Paylaş
Edebiyat meraklılarının, özellikle şiir severlerin gözünden kaçmamıştır. Son haftalarda dünya basını, Ted Hughes ile Slvia Plath'ın evlilik ilişkisini gündeme getirdi.
İngilterenin ünlü şairi Hughes yaşıyor, eşi Plath intihar etmişti.
İntiharın gölgesi bir türlü şairin üzerinden kalkmıyor, Plath hayranları onu suçluyor, lanetliyor.
Elbette insanların zulmüne karşıyım, şairlerinkine de aynı tepkiyi gösterebilir miyim? Şiire olan sevgim, burada beni çifte standart açmazlarına sürüklüyor. Şairleri aklamak için abes gerekçeler üretiyorum. Ne yapsınlar, diyorum, şiirin zalimliği şaire sirayet ediyor.
Bir başka ünlü şair T.S. Eliot'un hayatını sinemada seyrederken, onun da eşine karşı ilgisizliğini, zulüm denilebilecek davranışlarını gördüğümde, hayatını bildiğim halde, ne yapacağıma karar veremedim. İnsan olarak onu acımasızca yargılasam da, şair olarak böyle davranışını kınayamadım.
Çünkü şairler benim korumam altındadırlar. Ayrıcalıklarına herkesin saygı göstermesini isterim.
Eserleriyle hayatları arasına demir perde mi çeksem. Metinlerin egemenliğine teslim olup, kötü insanmış, deyip kestirip atsam mı...
Yoksa ikisini harmanlayıp, nefretle sevgi arasındaki gelgitlere kendimi bırakıp, şair insan diye yeni bir tür mü yaratsam. En azından imaj evimde.
***
İNSAN, kendini mesleğine, işine, hele şiire adayınca, dünyayı onun merceğinden görmeğe başlıyor.
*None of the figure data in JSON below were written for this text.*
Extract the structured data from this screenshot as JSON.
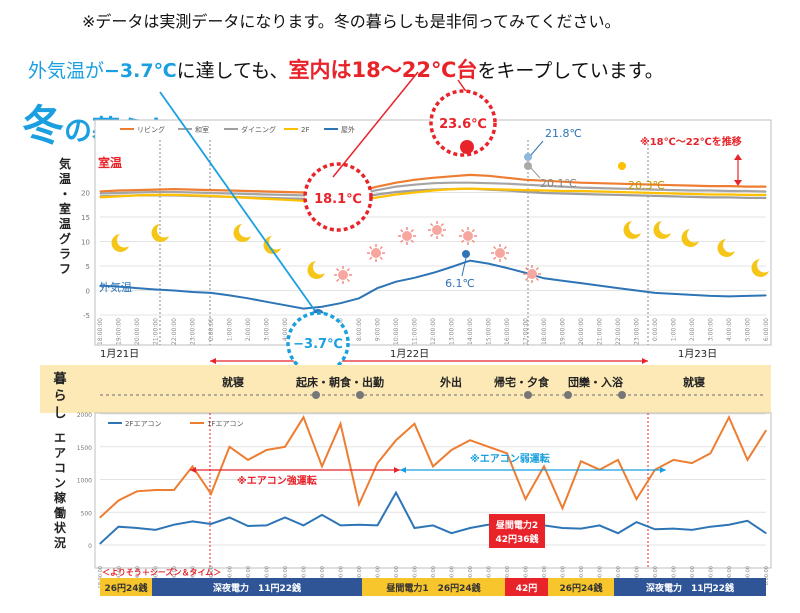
{
  "header": {
    "note": "※データは実測データになります。冬の暮らしも是非伺ってみてください。",
    "line2_prefix": "外気温が",
    "line2_value": "−3.7℃",
    "line2_mid": "に達しても、",
    "line2_room": "室内は18〜22℃台",
    "line2_suffix": "をキープしています。"
  },
  "season_title": {
    "kanji": "冬",
    "rest": "の暮らし"
  },
  "temp_chart_ylabel": "気温・室温グラフ",
  "legend_top": [
    "リビング",
    "和室",
    "ダイニング",
    "2F",
    "屋外"
  ],
  "label_room": "室温",
  "label_outdoor": "外気温",
  "range_note": "※18℃〜22℃を推移",
  "callouts": {
    "c1": "18.1℃",
    "c2": "23.6℃",
    "c3": "21.8℃",
    "c4": "20.1℃",
    "c5": "20.3℃",
    "c6": "6.1℃",
    "c7": "−3.7℃"
  },
  "dates": {
    "d1": "1月21日",
    "d2": "1月22日",
    "d3": "1月23日"
  },
  "lifestyle": {
    "label": "暮らし",
    "events": [
      "就寝",
      "起床・朝食・出勤",
      "外出",
      "帰宅・夕食",
      "団欒・入浴",
      "就寝"
    ]
  },
  "ac_chart": {
    "ylabel": "エアコン稼働状況",
    "legend": [
      "2Fエアコン",
      "1Fエアコン"
    ],
    "note_strong": "※エアコン強運転",
    "note_weak": "※エアコン弱運転"
  },
  "tariff": {
    "title": "＜よりそう＋シーズン＆タイム＞",
    "segments": [
      "26円24銭",
      "深夜電力　11円22銭",
      "昼間電力1　26円24銭",
      "42円",
      "26円24銭",
      "深夜電力　11円22銭"
    ],
    "peak_label_1": "昼間電力2",
    "peak_label_2": "42円36銭"
  },
  "colors": {
    "red": "#e8232a",
    "blue": "#2e75b6",
    "sky": "#1aa0e0",
    "orange": "#ed7d31",
    "yellow": "#ffc000",
    "gray": "#a5a5a5",
    "band": "#fce9b6",
    "tariff_blue": "#2f5597",
    "tariff_yellow": "#f7c52c"
  },
  "chart_data": [
    {
      "type": "line",
      "title": "",
      "ylim": [
        -5,
        25
      ],
      "yticks": [
        -5,
        0,
        5,
        10,
        15,
        20
      ],
      "x": [
        "18:00:00",
        "19:00:00",
        "20:00:00",
        "21:00:00",
        "22:00:00",
        "23:00:00",
        "0:00:00",
        "1:00:00",
        "2:00:00",
        "3:00:00",
        "4:00:00",
        "5:00:00",
        "6:00:00",
        "7:00:00",
        "8:00:00",
        "9:00:00",
        "10:00:00",
        "11:00:00",
        "12:00:00",
        "13:00:00",
        "14:00:00",
        "15:00:00",
        "16:00:00",
        "17:00:00",
        "18:00:00",
        "19:00:00",
        "20:00:00",
        "21:00:00",
        "22:00:00",
        "23:00:00",
        "0:00:00",
        "1:00:00",
        "2:00:00",
        "3:00:00",
        "4:00:00",
        "5:00:00",
        "6:00:00"
      ],
      "series": [
        {
          "name": "リビング",
          "values": [
            20.2,
            20.4,
            20.5,
            20.6,
            20.7,
            20.6,
            20.5,
            20.4,
            20.3,
            20.2,
            20.1,
            20.0,
            19.9,
            19.9,
            20.3,
            21.2,
            22.0,
            22.6,
            23.0,
            23.3,
            23.6,
            23.4,
            23.0,
            22.6,
            22.4,
            22.2,
            22.0,
            21.9,
            21.8,
            21.7,
            21.6,
            21.5,
            21.4,
            21.3,
            21.3,
            21.2,
            21.2
          ]
        },
        {
          "name": "和室",
          "values": [
            19.8,
            19.9,
            20.0,
            20.1,
            20.1,
            20.0,
            19.9,
            19.8,
            19.7,
            19.6,
            19.5,
            19.4,
            19.3,
            19.4,
            19.8,
            20.5,
            21.2,
            21.6,
            21.9,
            22.0,
            22.0,
            21.9,
            21.8,
            21.6,
            21.4,
            21.2,
            21.0,
            20.9,
            20.8,
            20.7,
            20.6,
            20.5,
            20.4,
            20.4,
            20.3,
            20.3,
            20.2
          ]
        },
        {
          "name": "ダイニング",
          "values": [
            19.2,
            19.3,
            19.4,
            19.4,
            19.4,
            19.3,
            19.2,
            19.1,
            19.0,
            18.9,
            18.8,
            18.7,
            18.6,
            18.6,
            19.0,
            19.6,
            20.1,
            20.4,
            20.6,
            20.7,
            20.8,
            20.6,
            20.4,
            20.1,
            19.9,
            19.8,
            19.7,
            19.6,
            19.5,
            19.4,
            19.3,
            19.2,
            19.1,
            19.0,
            19.0,
            18.9,
            18.9
          ]
        },
        {
          "name": "2F",
          "values": [
            19.0,
            19.2,
            19.4,
            19.5,
            19.5,
            19.4,
            19.3,
            19.1,
            18.9,
            18.7,
            18.5,
            18.3,
            18.2,
            18.1,
            18.4,
            19.0,
            19.6,
            20.0,
            20.4,
            20.7,
            20.8,
            20.7,
            20.6,
            20.5,
            20.4,
            20.3,
            20.3,
            20.2,
            20.1,
            20.0,
            19.9,
            19.8,
            19.7,
            19.6,
            19.6,
            19.5,
            19.5
          ]
        },
        {
          "name": "屋外",
          "values": [
            1.0,
            0.8,
            0.5,
            0.2,
            0.0,
            -0.3,
            -0.5,
            -1.0,
            -1.6,
            -2.3,
            -3.0,
            -3.7,
            -3.3,
            -2.6,
            -1.6,
            0.5,
            1.8,
            2.6,
            3.6,
            4.8,
            6.1,
            5.5,
            4.6,
            3.6,
            2.5,
            2.0,
            1.5,
            1.0,
            0.5,
            0.0,
            -0.5,
            -0.7,
            -0.9,
            -1.1,
            -1.2,
            -1.1,
            -1.0
          ]
        }
      ]
    },
    {
      "type": "line",
      "title": "",
      "ylim": [
        0,
        2000
      ],
      "yticks": [
        0,
        500,
        1000,
        1500,
        2000
      ],
      "x": [
        "18:00:00",
        "19:00:00",
        "20:00:00",
        "21:00:00",
        "22:00:00",
        "23:00:00",
        "0:00:00",
        "1:00:00",
        "2:00:00",
        "3:00:00",
        "4:00:00",
        "5:00:00",
        "6:00:00",
        "7:00:00",
        "8:00:00",
        "9:00:00",
        "10:00:00",
        "11:00:00",
        "12:00:00",
        "13:00:00",
        "14:00:00",
        "15:00:00",
        "16:00:00",
        "17:00:00",
        "18:00:00",
        "19:00:00",
        "20:00:00",
        "21:00:00",
        "22:00:00",
        "23:00:00",
        "0:00:00",
        "1:00:00",
        "2:00:00",
        "3:00:00",
        "4:00:00",
        "5:00:00",
        "6:00:00"
      ],
      "series": [
        {
          "name": "2Fエアコン",
          "values": [
            20,
            280,
            260,
            230,
            310,
            360,
            320,
            420,
            290,
            300,
            420,
            300,
            460,
            300,
            310,
            300,
            800,
            260,
            300,
            180,
            260,
            310,
            260,
            230,
            300,
            260,
            250,
            300,
            180,
            350,
            240,
            250,
            230,
            280,
            310,
            370,
            180
          ]
        },
        {
          "name": "1Fエアコン",
          "values": [
            420,
            680,
            820,
            840,
            840,
            1200,
            780,
            1500,
            1300,
            1450,
            1500,
            1950,
            1200,
            1850,
            620,
            1250,
            1600,
            1850,
            1200,
            1450,
            1600,
            1500,
            1400,
            700,
            1200,
            560,
            1280,
            1150,
            1300,
            700,
            1150,
            1300,
            1250,
            1400,
            1950,
            1300,
            1750
          ]
        }
      ]
    }
  ]
}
Başarı, tutku çizginiz tek hatsa, diğer hat/takiler dumura uğrayan bir beyin hücresine dönüşür. Hangi şair, şiirinden fazla bir neseneye, sevgiliye özen gösterir. Yazdıklarında evet, yaşadıklarında hayır.
Zulüm babında söz etmiyorum ama şiire adanan ömürlerin Türkiye'deki çizelgesini de şöyle bir gözden geçiriyorum.
Behçet Necatigil için her şey şiirinden sonra gelirdi. Şiirine dokunanı yakardı. Yazları, kışlık evde ailesinden uzakta şiir yazardı. Belki de iyi bir aile babası, Necatigil'i şiiri ailesine tercih ettiği için suçlayabilir. Oysa o güzel şiirler nasıl yazılabilirdi?
Ahmet Muhip Dıranas da ‘‘Ben şiire her şeyi feda ettim’’ demişti bir konuşmasında.
Nâzım Hikmet'in eşlerine ihanetini okudunuz. Sadık bir eş değildi sözü, onun için bir anlam ifade etmez ki...
Özdemir Asaf, evinden ekmek almak için çıkıp, eşi ve çocukları sofrada beklerken, kendini Mamaris'te bulmuştu. Vay zalim baba sözünü, bunca iyi şiiri yazmış biri hak eder mi?
Cemal Süreya'nın sevgili ve eş katalogu belki Mozart'ın Don Giovanni'si ile mukayese edilebilir. Her akşam iş saatinden sonra evinde pantuflalarını giyen bir şairi pek hatırlamıyorum.
Galiba, iyi eşler tarihi ile edebiyat tarihini karıştırmamak gerekir.
***
ŞİİRİN esin perisi çok kıskançtır, başkasına aman vermez.
Bu yüzden de iyi şairler, hafif derecede zalim olabilirler.